Wow...this was soo cool to just write down, Thank You!!!!! xoxo

Unknown said...

Oh!! forgot to mention I love love love how you handled the situation...so drunk you don't remember. Brilliant! I've had guys use that line on me before, so at first I was bristled by it, but then I realized just how perfect it was for your moment. Sometimes we tell 'lil white lies for a reason, so as not to hurt people's feelings more than necessary, to keep the peace...awesome!!

Sherene said...

I can appreciate you holding off on the nose ring, but I hope it doesn't sink too far down in the adventure bowl and get buried. Still, it's probably better not to go jet skiing with a new piercing.
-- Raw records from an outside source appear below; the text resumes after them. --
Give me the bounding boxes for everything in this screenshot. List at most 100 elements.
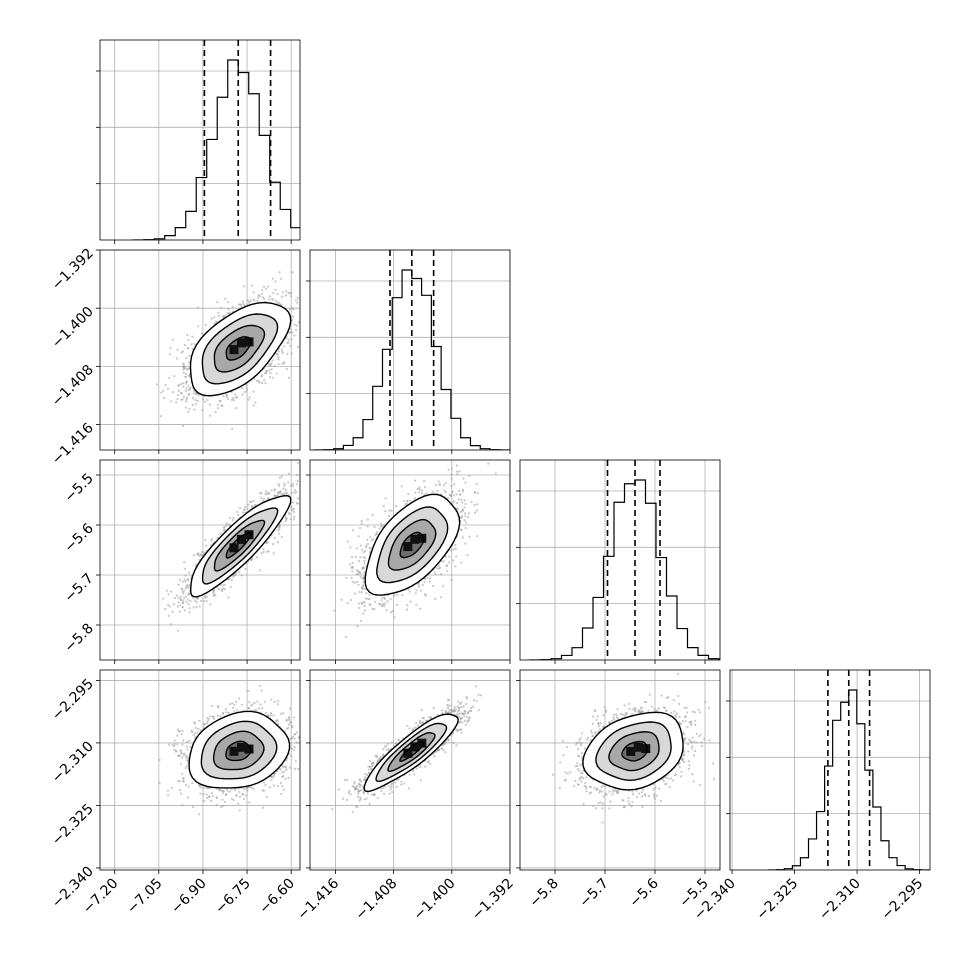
- scatter-point: [248, 701, 251, 704]
- scatter-point: [448, 555, 451, 558]
- scatter-point: [275, 372, 279, 375]
- scatter-point: [181, 605, 184, 609]
- scatter-point: [205, 722, 209, 725]
- scatter-point: [350, 576, 353, 580]
- scatter-point: [221, 404, 224, 408]
- scatter-point: [461, 490, 464, 493]
- scatter-point: [291, 725, 294, 728]
- scatter-point: [439, 596, 443, 599]
- scatter-point: [282, 487, 285, 490]
- scatter-point: [178, 780, 182, 783]
- scatter-point: [284, 777, 287, 780]
- scatter-point: [359, 544, 362, 547]
- contour-line-2: [213, 324, 266, 373]
- scatter-point: [243, 390, 246, 394]
- scatter-point: [268, 492, 271, 495]
- scatter-point: [173, 375, 176, 378]
- scatter-point: [177, 383, 180, 386]
- scatter-point: [355, 569, 358, 572]
- scatter-point: [415, 589, 418, 592]
- scatter-point: [307, 734, 309, 736]
- scatter-point: [293, 323, 296, 326]
- scatter-point: [291, 306, 294, 309]
- scatter-point: [215, 796, 218, 800]
- scatter-point: [280, 535, 283, 539]
- scatter-point: [364, 556, 367, 560]
- scatter-point: [400, 783, 403, 786]
- scatter-point: [263, 379, 266, 382]
- scatter-point: [183, 578, 186, 581]
- scatter-point: [362, 600, 365, 604]
- scatter-point: [301, 498, 303, 500]
- scatter-point: [186, 584, 189, 587]
- scatter-point: [290, 318, 294, 322]
- scatter-point: [204, 538, 207, 542]
- scatter-point: [241, 386, 244, 390]
- scatter-point: [246, 507, 249, 510]
- scatter-point: [265, 371, 268, 374]
- scatter-point: [185, 398, 188, 401]
- scatter-point: [176, 348, 179, 351]
- scatter-point: [220, 789, 224, 792]
- scatter-point: [452, 494, 455, 497]
- scatter-point: [201, 408, 204, 412]
- scatter-point: [270, 778, 273, 781]
- scatter-point: [287, 376, 290, 379]
- scatter-point: [369, 547, 372, 550]
- scatter-point: [456, 470, 459, 473]
- histogram-panel-0: [100, 40, 300, 240]
- scatter-point: [290, 294, 293, 298]
- scatter-point: [366, 542, 370, 546]
- scatter-point: [419, 589, 423, 592]
- histogram-frame-1: [309, 249, 511, 451]
- scatter-point: [182, 777, 185, 780]
- scatter-point: [280, 771, 284, 774]
- scatter-point: [268, 295, 271, 298]
- scatter-point: [205, 544, 208, 547]
- scatter-point: [444, 482, 447, 485]
- scatter-point: [291, 315, 295, 318]
- scatter-point: [301, 473, 303, 475]
- scatter-point: [396, 593, 399, 596]
- scatter-point: [166, 789, 170, 792]
- scatter-point: [473, 511, 477, 514]
- scatter-point: [175, 594, 179, 597]
- scatter-point: [358, 606, 361, 610]
- scatter-point: [243, 505, 247, 509]
- scatter-point: [285, 368, 288, 371]
- scatter-point: [168, 376, 171, 380]
- scatter-point: [232, 706, 235, 709]
- scatter-point: [348, 563, 351, 566]
- scatter-point: [197, 393, 200, 396]
- scatter-point: [295, 491, 298, 494]
- scatter-point: [276, 703, 279, 706]
- scatter-point: [414, 592, 417, 595]
- scatter-point: [173, 742, 176, 746]
- scatter-point: [222, 792, 225, 795]
- scatter-point: [363, 562, 366, 565]
- scatter-point: [295, 731, 299, 734]
- scatter-point: [269, 711, 272, 714]
- scatter-point: [192, 734, 195, 737]
- scatter-point: [205, 599, 208, 603]
- scatter-point: [187, 410, 190, 413]
- scatter-point: [349, 598, 353, 602]
- scatter-point: [273, 773, 276, 776]
- scatter-point: [453, 483, 456, 486]
- scatter-point: [179, 749, 182, 752]
- scatter-point: [455, 555, 458, 558]
- scatter-point: [181, 743, 184, 746]
- scatter-point: [228, 312, 231, 315]
- scatter-point: [197, 813, 200, 816]
- scatter-point: [184, 766, 187, 770]
- scatter-point: [313, 496, 315, 498]
- scatter-point: [162, 597, 165, 600]
- scatter-point: [238, 571, 241, 574]
- scatter-point: [382, 602, 385, 605]
- scatter-point: [301, 308, 303, 310]
- scatter-point: [269, 364, 272, 367]
- scatter-point: [187, 384, 190, 387]
- scatter-point: [188, 407, 191, 411]
- scatter-point: [276, 293, 279, 296]
- scatter-point: [222, 804, 225, 807]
My adventure? It's not something traditionally thought of as adventurous, but since traditional adventures are already my forte, I've got to expand my horizons and challenge myself in other ways. So, I'm putting off the move to Europe I've been pining over for years and forcing myself to be responsible (gah!) and finish my degree. Packing up and moving on is easy for a wanderer, staying put and committing to something is HARD - and it's that feeling of being obligated/confined/trapped to a long-term project that has held me back so far. So, as bizarro as it sounds, my adventure is staying put and hitting the books.

hope n laughter said...

Your questions of what happened to our younger selves inspired me to write a post in response. I've also lost that person I used to be. I want her back sometimes, not always a little angry for my taste, but somtimes I need her gumption.

hope n laughter said...

Oh, by the way you made me laugh (drunk, luve it)and can't wait to hear about your jet ski adventure.

Quix said...

I have jetskiied and loved it, enjoy! I used to have no problem with open water swimming but in the last 10 years I've gotten squeamish about it. No mas. Two triathlons planned this year! Woo!
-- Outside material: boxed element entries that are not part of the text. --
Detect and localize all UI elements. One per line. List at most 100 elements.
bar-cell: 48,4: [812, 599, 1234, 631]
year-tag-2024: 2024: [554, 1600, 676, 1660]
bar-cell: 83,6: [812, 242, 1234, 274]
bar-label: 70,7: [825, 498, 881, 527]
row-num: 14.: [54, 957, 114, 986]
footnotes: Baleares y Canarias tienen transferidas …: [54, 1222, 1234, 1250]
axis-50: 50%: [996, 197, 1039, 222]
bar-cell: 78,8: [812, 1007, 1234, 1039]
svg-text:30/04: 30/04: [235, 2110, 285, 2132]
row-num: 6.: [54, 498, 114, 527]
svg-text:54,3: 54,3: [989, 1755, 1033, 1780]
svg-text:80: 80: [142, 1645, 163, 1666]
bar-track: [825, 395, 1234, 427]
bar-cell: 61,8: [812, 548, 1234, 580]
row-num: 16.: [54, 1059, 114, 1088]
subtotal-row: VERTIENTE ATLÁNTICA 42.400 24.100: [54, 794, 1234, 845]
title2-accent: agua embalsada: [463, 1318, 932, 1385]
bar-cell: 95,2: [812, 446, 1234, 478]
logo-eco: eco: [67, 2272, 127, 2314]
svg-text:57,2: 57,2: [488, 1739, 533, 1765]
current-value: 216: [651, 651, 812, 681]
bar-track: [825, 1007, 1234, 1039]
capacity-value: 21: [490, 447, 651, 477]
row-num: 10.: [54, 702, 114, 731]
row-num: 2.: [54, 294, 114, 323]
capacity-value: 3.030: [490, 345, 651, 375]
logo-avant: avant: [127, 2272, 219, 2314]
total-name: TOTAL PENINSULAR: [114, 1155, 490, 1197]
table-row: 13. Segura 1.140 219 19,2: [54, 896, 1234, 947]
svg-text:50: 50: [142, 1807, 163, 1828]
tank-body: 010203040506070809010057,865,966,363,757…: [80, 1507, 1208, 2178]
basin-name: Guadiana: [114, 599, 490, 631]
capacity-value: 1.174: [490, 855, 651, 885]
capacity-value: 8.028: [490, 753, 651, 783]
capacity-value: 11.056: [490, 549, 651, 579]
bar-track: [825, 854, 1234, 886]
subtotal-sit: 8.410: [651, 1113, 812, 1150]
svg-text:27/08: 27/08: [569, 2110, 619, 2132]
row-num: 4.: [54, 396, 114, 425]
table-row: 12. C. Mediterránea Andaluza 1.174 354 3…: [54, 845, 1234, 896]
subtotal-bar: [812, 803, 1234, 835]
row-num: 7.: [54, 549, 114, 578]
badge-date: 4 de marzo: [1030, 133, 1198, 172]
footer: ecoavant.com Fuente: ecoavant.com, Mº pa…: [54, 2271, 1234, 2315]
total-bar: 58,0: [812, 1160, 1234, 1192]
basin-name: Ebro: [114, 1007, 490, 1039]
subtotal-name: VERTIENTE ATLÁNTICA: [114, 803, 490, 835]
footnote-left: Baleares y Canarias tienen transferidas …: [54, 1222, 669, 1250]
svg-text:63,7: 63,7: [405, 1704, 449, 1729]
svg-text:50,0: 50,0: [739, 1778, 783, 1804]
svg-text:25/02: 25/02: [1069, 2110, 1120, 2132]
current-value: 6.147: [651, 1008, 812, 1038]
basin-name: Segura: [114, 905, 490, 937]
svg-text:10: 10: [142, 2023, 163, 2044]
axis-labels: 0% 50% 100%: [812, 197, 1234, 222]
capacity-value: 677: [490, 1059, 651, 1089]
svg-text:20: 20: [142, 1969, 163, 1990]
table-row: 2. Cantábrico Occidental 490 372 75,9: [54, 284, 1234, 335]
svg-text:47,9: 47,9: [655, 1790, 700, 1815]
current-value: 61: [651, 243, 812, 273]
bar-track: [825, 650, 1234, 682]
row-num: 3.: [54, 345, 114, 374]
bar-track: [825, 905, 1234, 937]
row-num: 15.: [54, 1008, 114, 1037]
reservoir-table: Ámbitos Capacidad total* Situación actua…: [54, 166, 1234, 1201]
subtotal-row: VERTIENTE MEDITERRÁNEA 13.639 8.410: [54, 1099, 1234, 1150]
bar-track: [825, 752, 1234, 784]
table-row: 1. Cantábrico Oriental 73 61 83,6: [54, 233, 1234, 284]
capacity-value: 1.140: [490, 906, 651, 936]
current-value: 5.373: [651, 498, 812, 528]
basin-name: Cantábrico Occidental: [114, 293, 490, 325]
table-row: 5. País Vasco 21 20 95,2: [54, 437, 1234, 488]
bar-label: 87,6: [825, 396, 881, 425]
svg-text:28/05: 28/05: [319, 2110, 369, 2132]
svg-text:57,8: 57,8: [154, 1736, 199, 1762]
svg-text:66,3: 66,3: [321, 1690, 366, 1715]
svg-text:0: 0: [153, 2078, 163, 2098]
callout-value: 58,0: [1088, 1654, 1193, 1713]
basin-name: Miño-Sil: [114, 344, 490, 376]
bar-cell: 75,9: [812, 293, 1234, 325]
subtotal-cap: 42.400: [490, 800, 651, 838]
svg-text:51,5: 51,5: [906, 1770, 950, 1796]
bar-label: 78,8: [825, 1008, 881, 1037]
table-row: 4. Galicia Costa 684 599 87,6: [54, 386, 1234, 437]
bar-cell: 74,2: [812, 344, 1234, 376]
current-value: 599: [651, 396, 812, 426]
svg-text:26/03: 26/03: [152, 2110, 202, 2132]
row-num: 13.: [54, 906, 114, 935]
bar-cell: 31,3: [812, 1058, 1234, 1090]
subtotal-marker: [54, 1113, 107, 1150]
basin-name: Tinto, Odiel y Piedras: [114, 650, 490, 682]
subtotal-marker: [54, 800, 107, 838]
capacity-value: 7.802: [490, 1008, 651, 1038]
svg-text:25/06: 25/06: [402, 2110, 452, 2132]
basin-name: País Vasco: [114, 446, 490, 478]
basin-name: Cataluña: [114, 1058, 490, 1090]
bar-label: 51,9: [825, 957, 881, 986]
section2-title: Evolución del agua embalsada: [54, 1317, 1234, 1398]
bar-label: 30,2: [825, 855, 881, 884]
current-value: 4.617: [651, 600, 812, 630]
p.s. blacking out, or at least pretending to - is a lady's best excuse for just about anything. I used it often in my college days, heh. :)

Hey Jen said...

I stopped letting fear of trying new things hold me back several years ago. Now I relish change.

As always I love reading your stuff. You write so poetically. :)

Tw!nkleTw!nkle said...

What would my adventure be? Hmm. I had so much fun at 16 but I don't remember doing anything particularly mischevious... But I'd have to say that my adventure would have to be to walk/run a 5k. I'd love to run it. Dreaming!